In November, the new owners applied for a permit to demolish the one existing building on the lot, the former home of T & J Auto Repairs at 210 Delancey St. Proprietor Tony Marano closed his shop there in the fall, after nearly five decades fixing cars in his garage abutting the Williamsburg Bridge. Marano and his family, including son Anthony, a real estate developer and principal at Ozymandius, had acquired the lot his shop occupied and four surrounding parcels over the last 40 years, and sold them all to the Delancey Bridge Tower group for $8.5 million in an all-cash deal in August, according to city land records. The investors paid a minimum of $160,000 each toward the land purchase, according to documents on file with the federal Securities and Exchange Commission. They plan to contribute another $240,000 each toward construction.

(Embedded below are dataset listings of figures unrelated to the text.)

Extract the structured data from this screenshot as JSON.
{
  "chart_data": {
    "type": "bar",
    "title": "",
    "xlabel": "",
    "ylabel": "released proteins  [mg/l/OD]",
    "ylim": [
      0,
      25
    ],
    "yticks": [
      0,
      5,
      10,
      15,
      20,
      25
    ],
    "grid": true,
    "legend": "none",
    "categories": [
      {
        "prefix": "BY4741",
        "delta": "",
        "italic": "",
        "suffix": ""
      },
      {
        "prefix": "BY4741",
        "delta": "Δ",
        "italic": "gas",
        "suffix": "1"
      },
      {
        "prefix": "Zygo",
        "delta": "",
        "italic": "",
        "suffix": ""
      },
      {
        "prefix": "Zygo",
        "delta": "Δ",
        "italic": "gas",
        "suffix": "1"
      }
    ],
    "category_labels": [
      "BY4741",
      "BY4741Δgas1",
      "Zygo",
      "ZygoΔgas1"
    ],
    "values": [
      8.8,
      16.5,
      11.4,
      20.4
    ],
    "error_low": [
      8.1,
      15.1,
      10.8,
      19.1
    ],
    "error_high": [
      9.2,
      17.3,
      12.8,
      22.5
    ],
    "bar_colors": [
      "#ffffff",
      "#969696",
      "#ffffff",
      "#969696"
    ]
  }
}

The arrangement, known in real estate parlance as a “syndication deal,” allows groups of individual investors to capitalize on strength in numbers to collaborate on a project. Such deals have grown in popularity since the real estate crash of 2007 made commercial financing so difficult, especially among minority and immigrant groups. The Delancey Bridge Tower investors describe themselves as Chinese-Americans who hail predominantly from the New York City metro area. In an October story, The Real Deal featured the Delancey project as an example of that trend, saying:

Syndication interest started peaking in June, when the stock market roller coaster convinced many to seek more stable investments, said Timour Shafran, vice president at Capin & Associates.

“Immigrants or first-generation [buyers] tend to gravitate toward investments they can touch and that are under their own control,” Shafran said. “The great thing about real estate is that you can rub it. It’s there. It’s not going to move.”

The lot at 208-210 Delancey that will be the new home for the Delancey Bridge Tower condos. To the left is 78 Ridge, a six-story condo unit.